If this catches on, companies might decide not to traumatize shareholders by describing losses as “red ink.” Maybe they’ll move to something more affirming like yellow, or brown. Judges could decide that sentencing criminals to jail while wearing black robes is too negative. “I’m sentencing you to twenty years to life, but hope you’ll appreciate the sensitive way I’ve accessorized myself in purple.”
But here’s a tip: if you botch your legal brief, business letter, or corporate report, you’re not likely to get a drawing of a smiling purple dinosaur holding a friendship flower on your pink slip (or will pink slips become purple too?).
The reality that the self-esteem movement ignores is that children learn to feel good about themselves by actually acquiring skills: this is called self-confidence. Ask yourself if it is better to feel good about your swimming abilities, or to actually know how to swim.
A Red Cross swim program in Canada gently assured parents that it took a compassionate and expansive view of swimming.

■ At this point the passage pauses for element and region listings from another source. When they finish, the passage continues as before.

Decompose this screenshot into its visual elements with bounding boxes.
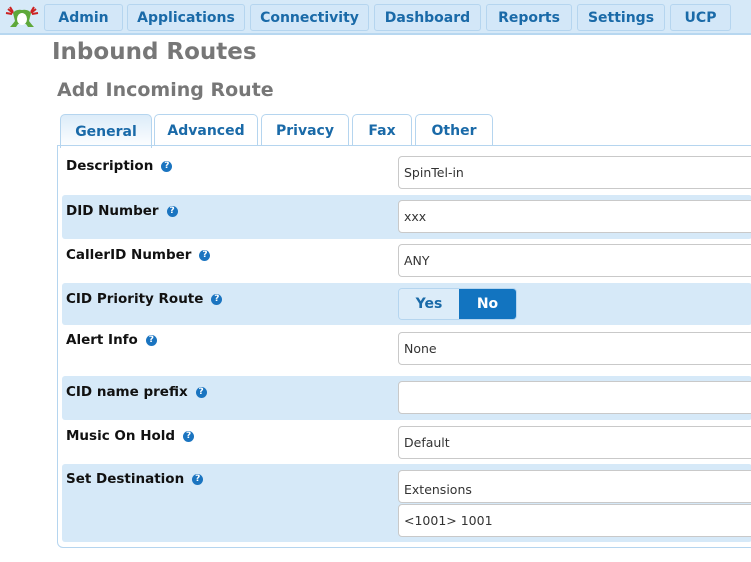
tab-other[interactable]: Other <box>415 114 493 146</box>
top-navbar: Admin Applications Connectivity Dashboar… <box>0 0 751 35</box>
cid-priority-yes-option[interactable]: Yes <box>399 289 459 319</box>
did-number-input[interactable]: xxx <box>398 200 751 233</box>
nav-connectivity[interactable]: Connectivity <box>250 4 369 31</box>
callerid-number-label: CallerID Number <box>66 247 192 263</box>
help-icon[interactable]: ? <box>183 430 195 442</box>
help-icon[interactable]: ? <box>211 293 223 305</box>
cid-name-prefix-input[interactable] <box>398 381 751 414</box>
nav-admin[interactable]: Admin <box>44 4 123 31</box>
help-icon[interactable]: ? <box>145 334 157 346</box>
cid-name-prefix-label: CID name prefix <box>66 384 188 400</box>
description-label: Description <box>66 158 154 174</box>
tab-fax[interactable]: Fax <box>352 114 412 146</box>
nav-settings[interactable]: Settings <box>577 4 665 31</box>
did-number-label: DID Number <box>66 203 159 219</box>
cid-priority-no-option[interactable]: No <box>459 289 516 319</box>
page-title: Inbound Routes <box>52 39 257 65</box>
cid-priority-route-toggle: Yes No <box>398 288 517 320</box>
tab-general[interactable]: General <box>60 114 152 148</box>
section-title: Add Incoming Route <box>57 79 274 101</box>
help-icon[interactable]: ? <box>161 160 173 172</box>
description-input[interactable]: SpinTel-in <box>398 156 751 189</box>
music-on-hold-label: Music On Hold <box>66 428 176 444</box>
help-icon[interactable]: ? <box>166 205 178 217</box>
callerid-number-input[interactable]: ANY <box>398 244 751 277</box>
alert-info-label: Alert Info <box>66 332 138 348</box>
nav-ucp[interactable]: UCP <box>670 4 731 31</box>
nav-reports[interactable]: Reports <box>486 4 572 31</box>
help-icon[interactable]: ? <box>195 386 207 398</box>
tab-privacy[interactable]: Privacy <box>261 114 349 146</box>
frog-logo-icon[interactable] <box>4 5 40 31</box>
help-icon[interactable]: ? <box>199 249 211 261</box>
nav-dashboard[interactable]: Dashboard <box>374 4 481 31</box>
destination-category-select[interactable]: Extensions <box>398 470 751 503</box>
nav-applications[interactable]: Applications <box>127 4 245 31</box>
set-destination-label: Set Destination <box>66 471 185 487</box>
music-on-hold-select[interactable]: Default <box>398 426 751 459</box>
tab-advanced[interactable]: Advanced <box>154 114 258 146</box>
cid-priority-route-label: CID Priority Route <box>66 291 204 307</box>
destination-target-select[interactable]: <1001> 1001 <box>398 504 751 537</box>
help-icon[interactable]: ? <box>192 473 204 485</box>
alert-info-input[interactable]: None <box>398 332 751 365</box>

“We acknowledge that children’s physical abilities develop at different rates, and the program will focus on participants’ successes rather than areas for improvement.” [Emphasis added]
Alarm bells went off for one parent, who observed:
Excuse me, Red Crossers, but how are my kids supposed to improve their swimming skills if you intend to focus only on their previous successes and not on the areas that need work? [Emphasis added] “Johnny, we’re not going to work on teaching you to tread water longer [a skill that would possibly be useful if little Johnny goes on an unsuccessful summer boating trip at the lake]. Instead, I’d like to congratulate you for a fine job of getting your face wet, and beautiful rhythmic breathing, last week.”
I thought I was signing them up for swimming lessons, but it sounds as if the Red Cross is more interested in bucking up their self-esteem. No one at the Red Cross … seem to have noticed that children derive oodles of self-confidence—which comes from within, rather than self-esteem which is imposed from without—from making marked improvement in any area. On their own! Without gold stars or stickers at every turn! Shocking!21
A growing body of evidence suggests that this obsession with self-esteem does not derive from an especially profound insight into human behavior. It is in fact a silly notion adopted as a passing fad by the kind of people who used to buy snake oil and fake moon rocks. It is certainly not supported by research or experience. Four scholars debunked the entire notion in a Scientific American article entitled “Exploding the Self-esteem Myth,” which concluded that despite the national preoccupation with making children feel good about themselves, self-esteem didn’t lead to academic success, cure any significant dysfunctions, or prevent bad behavior.22
As Christina Hoff Sommers and Sally Satel noted, “High school dropouts, shoplifters, burglars, car thieves, and even murderers are just as likely to have high self-esteem as Rhodes Scholars or winners of the Congressional Medal of Honor.”23 Other studies have shown, for instance, that “bullies showed less anxiety and were more sure of themselves than other children.”24
The reality is that a movement designed to raise a generation of well-adjusted, introspective individuals has instead helped spawn packs of self-absorbed, navel-gazing narcissists, who often find themselves unable to handle the setbacks of normal daily life. A steady diet of “I love myself because” can create a generation of smug, arrogant, touchy kids who have an inflated sense of their own abilities and worth, but are unprepared to handle adversity. Interestingly, the “experts” never saw it coming. But as one study remarked with notable understatement, “People who have elevated or inflated views of themselves tend to alienate others.”25 Maybe because they are stuck-up jerks.